La descarnada arquitectura de la gran sala de paredes rocosas y la luz del sol que incidía como un poderoso foco de teatro sobre el metal de la silenciosa máquina, otorgaban a la escena una curiosa calidad religiosa, como si en lugar de un frío depósito de agua, aquel recinto fuera en realidad un antiguo templo, con la máquina excavadora convertida en bruñido dios metálico y dos de sus sacerdotisas postradas a los pies.

Al cabo de un rato, cuando Isabel ya empezaba a cabecear, vencida por el cansancio, notó que la zarandeaban con suavidad.

—Vamos, Isabel. Hay que seguir adelante.

Esta vez le costó mucho más alzarse del polvoriento suelo. La mochila había aumentado extraordinariamente de peso y las botas parecían estar rellenas de plomo. Pero se puso en pie y se dispuso a reanudar la persecución, sabiendo que era la única alternativa posible. Ahora no podía abandonar. Flaquear supondría no sólo dejar a Julia sola, sino también tener que afrontar por sí misma una realidad de la que ya no podía escapar. ¿Qué iba a hacer? ¿Huir de la ciudad? ¿Esconderse en algún agujero del campo y esperar allí la muerte? ¿Vivir el resto de sus días con el miedo a ser descubierta? No había más que una opción posible y era combatir, seguir adelante y conseguir sobrevivir para contarlo.

Paso a paso, se arrastró detrás de Julia, avanzando penosamente por los incontables colectores, siguiendo siempre alguna señal que la otra detectaba con una facilidad que en ocasiones le parecía increíble. Observó que cuando se detenían para descansar y creía que Isabel no estaba mirando, Julia se abría el anorak y agarraba el medallón grabado con la estrella. Entonces cerraba los ojos y en su cara aparecía una expresión de bienestar, como si el contacto con la extraña piedra verde la calmara. Isabel tenía la mente bullendo con interrogantes, pero no se atrevió a preguntar. No era el momento más adecuado para abrir otra puerta más al horror que supondría la respuesta.
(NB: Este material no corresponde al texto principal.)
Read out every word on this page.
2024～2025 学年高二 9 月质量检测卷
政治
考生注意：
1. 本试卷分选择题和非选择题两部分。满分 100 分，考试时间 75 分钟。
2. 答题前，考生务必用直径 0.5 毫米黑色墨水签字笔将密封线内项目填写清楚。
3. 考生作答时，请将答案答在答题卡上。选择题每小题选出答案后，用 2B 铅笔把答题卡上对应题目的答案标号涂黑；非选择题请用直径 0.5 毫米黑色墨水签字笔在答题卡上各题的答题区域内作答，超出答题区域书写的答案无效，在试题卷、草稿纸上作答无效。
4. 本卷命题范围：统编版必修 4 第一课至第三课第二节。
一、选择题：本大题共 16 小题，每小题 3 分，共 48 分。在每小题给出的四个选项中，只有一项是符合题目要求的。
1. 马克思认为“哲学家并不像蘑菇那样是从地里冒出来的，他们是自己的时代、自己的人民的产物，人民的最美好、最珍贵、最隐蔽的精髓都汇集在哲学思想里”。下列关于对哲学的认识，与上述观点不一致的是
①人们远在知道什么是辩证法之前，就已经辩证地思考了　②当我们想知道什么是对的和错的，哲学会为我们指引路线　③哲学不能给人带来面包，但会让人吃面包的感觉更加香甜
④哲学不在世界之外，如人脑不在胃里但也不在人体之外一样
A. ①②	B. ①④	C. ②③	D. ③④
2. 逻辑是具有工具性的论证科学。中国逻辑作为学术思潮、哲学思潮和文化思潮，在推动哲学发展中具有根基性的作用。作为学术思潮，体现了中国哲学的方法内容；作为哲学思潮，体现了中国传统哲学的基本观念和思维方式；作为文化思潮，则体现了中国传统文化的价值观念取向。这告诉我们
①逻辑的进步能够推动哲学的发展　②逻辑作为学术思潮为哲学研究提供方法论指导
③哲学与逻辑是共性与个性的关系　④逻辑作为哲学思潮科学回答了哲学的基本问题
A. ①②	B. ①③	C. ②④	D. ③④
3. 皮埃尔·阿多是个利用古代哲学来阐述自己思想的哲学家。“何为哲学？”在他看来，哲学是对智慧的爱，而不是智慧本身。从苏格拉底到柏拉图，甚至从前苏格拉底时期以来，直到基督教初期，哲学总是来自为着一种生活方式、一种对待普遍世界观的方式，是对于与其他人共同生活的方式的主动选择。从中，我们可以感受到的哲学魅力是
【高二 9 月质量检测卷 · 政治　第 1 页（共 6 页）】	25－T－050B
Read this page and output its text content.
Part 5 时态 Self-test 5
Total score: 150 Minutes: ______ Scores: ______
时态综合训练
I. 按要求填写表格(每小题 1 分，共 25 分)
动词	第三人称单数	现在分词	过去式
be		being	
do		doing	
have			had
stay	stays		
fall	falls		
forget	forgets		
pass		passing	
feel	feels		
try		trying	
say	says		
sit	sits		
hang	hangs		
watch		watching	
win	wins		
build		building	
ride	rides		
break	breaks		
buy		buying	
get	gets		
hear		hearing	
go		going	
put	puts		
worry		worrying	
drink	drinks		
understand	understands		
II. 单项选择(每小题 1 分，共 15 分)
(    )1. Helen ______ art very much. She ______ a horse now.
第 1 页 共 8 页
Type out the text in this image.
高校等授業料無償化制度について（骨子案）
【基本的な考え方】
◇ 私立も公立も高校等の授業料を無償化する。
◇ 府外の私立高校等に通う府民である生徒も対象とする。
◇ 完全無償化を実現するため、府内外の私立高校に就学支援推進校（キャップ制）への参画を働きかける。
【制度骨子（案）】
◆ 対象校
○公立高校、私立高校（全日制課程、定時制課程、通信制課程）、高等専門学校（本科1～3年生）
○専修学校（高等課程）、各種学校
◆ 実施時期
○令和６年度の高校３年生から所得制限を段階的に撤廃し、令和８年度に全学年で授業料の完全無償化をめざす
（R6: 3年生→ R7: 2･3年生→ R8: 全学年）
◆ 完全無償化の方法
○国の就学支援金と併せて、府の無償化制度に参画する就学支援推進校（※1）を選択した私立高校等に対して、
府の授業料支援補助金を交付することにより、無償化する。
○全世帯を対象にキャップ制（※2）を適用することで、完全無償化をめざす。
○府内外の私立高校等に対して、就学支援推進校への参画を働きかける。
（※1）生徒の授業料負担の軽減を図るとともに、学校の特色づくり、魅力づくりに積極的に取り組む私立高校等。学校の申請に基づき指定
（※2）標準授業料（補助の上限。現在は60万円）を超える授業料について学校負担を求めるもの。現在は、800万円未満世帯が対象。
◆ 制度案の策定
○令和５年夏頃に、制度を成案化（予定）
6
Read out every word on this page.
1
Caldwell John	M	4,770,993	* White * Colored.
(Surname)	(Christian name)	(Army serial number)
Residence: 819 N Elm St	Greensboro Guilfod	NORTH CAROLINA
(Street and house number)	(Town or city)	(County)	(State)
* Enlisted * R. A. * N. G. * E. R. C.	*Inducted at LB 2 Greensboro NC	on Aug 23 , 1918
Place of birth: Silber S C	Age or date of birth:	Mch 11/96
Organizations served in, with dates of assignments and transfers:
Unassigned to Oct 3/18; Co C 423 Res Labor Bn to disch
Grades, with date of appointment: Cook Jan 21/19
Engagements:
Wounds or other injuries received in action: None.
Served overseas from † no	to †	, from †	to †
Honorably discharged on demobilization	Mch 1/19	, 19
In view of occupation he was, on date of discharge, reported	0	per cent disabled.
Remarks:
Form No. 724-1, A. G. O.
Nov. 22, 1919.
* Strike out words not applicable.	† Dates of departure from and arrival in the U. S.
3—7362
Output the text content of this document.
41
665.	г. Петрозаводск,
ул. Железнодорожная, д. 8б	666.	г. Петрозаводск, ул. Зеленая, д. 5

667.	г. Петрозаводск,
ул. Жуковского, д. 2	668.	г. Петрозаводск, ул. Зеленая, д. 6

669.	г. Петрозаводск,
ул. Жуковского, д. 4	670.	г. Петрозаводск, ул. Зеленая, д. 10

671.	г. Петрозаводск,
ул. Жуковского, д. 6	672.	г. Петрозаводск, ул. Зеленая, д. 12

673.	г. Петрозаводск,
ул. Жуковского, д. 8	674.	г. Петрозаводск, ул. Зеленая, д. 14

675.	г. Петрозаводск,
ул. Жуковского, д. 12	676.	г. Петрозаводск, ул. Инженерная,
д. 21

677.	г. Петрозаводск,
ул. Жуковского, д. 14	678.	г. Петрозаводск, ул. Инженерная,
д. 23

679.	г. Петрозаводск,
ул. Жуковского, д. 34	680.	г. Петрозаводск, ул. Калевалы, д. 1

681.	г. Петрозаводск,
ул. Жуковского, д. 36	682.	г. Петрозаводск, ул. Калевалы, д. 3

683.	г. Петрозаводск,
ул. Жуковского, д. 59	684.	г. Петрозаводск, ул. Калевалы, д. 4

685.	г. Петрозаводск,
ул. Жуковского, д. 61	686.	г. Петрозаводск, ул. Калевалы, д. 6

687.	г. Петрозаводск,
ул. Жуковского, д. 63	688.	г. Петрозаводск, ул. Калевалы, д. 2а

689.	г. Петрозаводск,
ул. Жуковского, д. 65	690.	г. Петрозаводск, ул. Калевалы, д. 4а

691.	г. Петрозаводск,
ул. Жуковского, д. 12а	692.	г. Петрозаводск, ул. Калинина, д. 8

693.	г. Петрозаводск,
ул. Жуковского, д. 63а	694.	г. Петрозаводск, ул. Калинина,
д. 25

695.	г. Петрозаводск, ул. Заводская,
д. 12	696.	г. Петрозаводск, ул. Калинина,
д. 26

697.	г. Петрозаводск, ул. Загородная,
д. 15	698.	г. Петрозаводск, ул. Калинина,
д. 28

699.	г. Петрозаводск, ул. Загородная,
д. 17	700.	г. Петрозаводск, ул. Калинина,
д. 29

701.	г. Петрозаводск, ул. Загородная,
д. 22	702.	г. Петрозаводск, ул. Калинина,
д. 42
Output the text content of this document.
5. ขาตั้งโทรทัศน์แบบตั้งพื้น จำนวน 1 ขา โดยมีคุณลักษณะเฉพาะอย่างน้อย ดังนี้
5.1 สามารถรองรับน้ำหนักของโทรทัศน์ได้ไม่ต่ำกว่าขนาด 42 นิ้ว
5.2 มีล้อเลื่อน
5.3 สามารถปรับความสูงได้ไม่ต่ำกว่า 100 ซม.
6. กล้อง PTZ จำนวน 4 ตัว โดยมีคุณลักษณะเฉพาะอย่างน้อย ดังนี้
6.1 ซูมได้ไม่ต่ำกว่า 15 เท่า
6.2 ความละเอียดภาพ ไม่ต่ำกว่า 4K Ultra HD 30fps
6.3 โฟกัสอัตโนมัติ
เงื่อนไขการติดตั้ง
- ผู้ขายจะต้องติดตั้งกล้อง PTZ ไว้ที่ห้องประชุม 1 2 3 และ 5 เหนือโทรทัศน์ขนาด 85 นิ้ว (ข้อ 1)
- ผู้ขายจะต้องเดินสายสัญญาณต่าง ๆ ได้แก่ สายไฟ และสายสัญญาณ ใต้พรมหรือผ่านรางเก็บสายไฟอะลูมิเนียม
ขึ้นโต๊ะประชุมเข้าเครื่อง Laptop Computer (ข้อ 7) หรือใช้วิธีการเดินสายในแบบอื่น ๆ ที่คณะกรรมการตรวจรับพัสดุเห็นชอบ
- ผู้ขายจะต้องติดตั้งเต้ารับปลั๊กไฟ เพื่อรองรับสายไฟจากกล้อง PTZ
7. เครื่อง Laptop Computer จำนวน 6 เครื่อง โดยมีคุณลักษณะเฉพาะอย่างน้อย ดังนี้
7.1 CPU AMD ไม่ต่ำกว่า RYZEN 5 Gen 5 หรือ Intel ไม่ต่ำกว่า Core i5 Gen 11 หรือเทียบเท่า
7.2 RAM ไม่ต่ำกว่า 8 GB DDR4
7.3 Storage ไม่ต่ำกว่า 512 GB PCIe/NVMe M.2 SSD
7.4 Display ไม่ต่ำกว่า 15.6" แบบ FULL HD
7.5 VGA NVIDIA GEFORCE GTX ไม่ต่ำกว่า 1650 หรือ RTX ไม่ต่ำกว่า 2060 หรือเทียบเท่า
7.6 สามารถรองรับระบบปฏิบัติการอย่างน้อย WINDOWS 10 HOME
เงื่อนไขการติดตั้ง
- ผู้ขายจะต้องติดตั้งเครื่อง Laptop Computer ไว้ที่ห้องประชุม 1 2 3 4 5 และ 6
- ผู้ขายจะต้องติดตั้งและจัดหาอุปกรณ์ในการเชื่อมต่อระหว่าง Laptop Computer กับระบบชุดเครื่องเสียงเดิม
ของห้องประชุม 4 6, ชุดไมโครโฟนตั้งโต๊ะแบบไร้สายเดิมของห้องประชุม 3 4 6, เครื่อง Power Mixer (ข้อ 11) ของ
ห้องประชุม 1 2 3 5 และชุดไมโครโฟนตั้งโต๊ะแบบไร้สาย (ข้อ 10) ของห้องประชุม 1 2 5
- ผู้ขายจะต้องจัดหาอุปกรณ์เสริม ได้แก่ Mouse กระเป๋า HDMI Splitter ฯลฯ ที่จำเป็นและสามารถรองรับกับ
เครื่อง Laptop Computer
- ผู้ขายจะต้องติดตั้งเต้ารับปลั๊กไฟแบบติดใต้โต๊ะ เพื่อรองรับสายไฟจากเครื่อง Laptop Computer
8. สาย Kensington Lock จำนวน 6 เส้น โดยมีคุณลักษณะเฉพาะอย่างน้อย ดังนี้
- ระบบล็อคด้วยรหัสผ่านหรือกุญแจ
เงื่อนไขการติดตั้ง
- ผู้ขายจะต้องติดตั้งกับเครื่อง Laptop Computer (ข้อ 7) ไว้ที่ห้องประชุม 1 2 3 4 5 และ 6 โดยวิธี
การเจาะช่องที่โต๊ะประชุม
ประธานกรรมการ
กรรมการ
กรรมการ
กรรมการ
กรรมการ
Distraída por el cansancio y la vorágine de pensamientos que aleteaban con furia en su mente, casi choca con ella al doblar el recodo de un estrecho colector que parecía desembocar en otro mucho más ancho. El miedo la paralizó cuando vio que Julia había desenfundado el arma y estaba apuntando a algo que le quedaba fuera del campo de visión. Julia alzó un dedo sin mirarla y sin dejar de apuntar. A continuación giró la cabeza y sus labios formaron las palabras «quédate ahí», indicando con la otra mano una oquedad que se abría a su izquierda.

Isabel obedeció al instante, y desde las sombras de su cobijo vio con nerviosismo creciente cómo Julia se acercaba a lo que parecía ser un montón de fango que había en el centro de la alcantarilla. Sujetando el arma con ambas manos, le dio un ligero empujón con la punta de la bota y se replegó hacia atrás con la rapidez de una cobra. El montón no se movió en absoluto. Julia repitió la maniobra, esta vez con más fuerza. Esperó unos instantes y al ver que no había respuesta, enfundó el arma y se arrodilló al lado.

Isabel salió de su escondite y se aproximó. El montón de fango resultó ser el cuerpo desnudo de un hombre, cubierto de suciedad, barro y sangre. Los infatigables insectos y las ávidas ratas ya habían empezado a dar cuenta del festín. Cuando Julia le dio la vuelta, Isabel se encontró con horror indecible con la mirada muerta de un Joan casi irreconocible, cuyos ojos, muy abiertos, tenían una expresión de pánico
demasiado
parecida a la del cadáver de Baxter.

Isabel se echó hacia atrás, dándose la vuelta y apoyándose en la pared del colector. El agotamiento la venció y las arcadas que venía reprimiendo desde su entrada en el hediondo laberinto subterráneo cobraron fuerza. Sin poderlo evitar, vomitó sobre la pared, sacudida por unos espasmos incontrolables. La acometió una ola de desesperación al ver por fin el trágico y terrible desenlace del misterio de la desaparición del forense.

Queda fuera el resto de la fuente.